The month of Elul, in Jewish tradition, is the month of return. The shofar is blown every morning in synagogues around the world, and propitiatory prayers — selichot — are recited twice a day. The custom has a precise origin story, and it runs through the sin of the Golden Calf.
Moses Goes Up for the Second Tablets
After Israel had worshiped the molten calf and Moses had shattered the first tablets (Exodus 32:19), the Holy One told him to ascend Mount Sinai a second time to carve and receive new tablets. The Sages identify this command as coming at the beginning of the month of Elul.
"Go up to Me on the mountain," the Holy One said. Moses went up. And forty days later — on the tenth of Tishrei — he descended with the second set of tablets, the sign that the Holy One had forgiven Israel for the calf.
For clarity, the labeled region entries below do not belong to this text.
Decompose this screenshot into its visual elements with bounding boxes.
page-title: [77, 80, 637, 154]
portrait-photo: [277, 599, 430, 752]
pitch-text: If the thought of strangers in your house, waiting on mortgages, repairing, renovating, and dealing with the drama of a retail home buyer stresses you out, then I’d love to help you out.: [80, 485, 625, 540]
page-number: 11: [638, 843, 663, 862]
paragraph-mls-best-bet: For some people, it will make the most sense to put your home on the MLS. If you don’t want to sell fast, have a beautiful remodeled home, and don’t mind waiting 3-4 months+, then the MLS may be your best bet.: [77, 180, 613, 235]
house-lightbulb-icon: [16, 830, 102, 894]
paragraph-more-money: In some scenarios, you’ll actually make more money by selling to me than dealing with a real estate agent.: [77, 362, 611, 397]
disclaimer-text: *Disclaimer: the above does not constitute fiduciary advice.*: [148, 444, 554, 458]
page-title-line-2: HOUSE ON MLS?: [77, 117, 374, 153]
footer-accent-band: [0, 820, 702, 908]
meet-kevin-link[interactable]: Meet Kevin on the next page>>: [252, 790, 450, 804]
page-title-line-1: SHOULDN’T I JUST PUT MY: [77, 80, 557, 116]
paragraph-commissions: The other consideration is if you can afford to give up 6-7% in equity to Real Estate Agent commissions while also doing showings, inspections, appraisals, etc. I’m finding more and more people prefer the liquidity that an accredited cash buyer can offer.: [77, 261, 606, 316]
That tenth of Tishrei became Yom Kippur, the Day of Atonement, for all future generations.
The Trumpet in the Camp
Before Moses ascended that second time, the Sages say, he ordered the shofar to be sounded throughout the camp — a public signal that the forty days of repentance had begun, that no one should draw near the mountain, and that the whole community should turn its heart.
This is the origin of the practice, still kept today, of sounding the shofar in the synagogue every weekday morning of Elul. From the second of Elul until the eve of Yom Kippur, propitiatory prayers are recited morning and evening, and the shofar blasts the ear awake.
The forty days match the forty days Moses spent on Sinai reconciling Israel with the Holy One. Every year, Jews re-walk those forty days together — climbing the same mountain of return.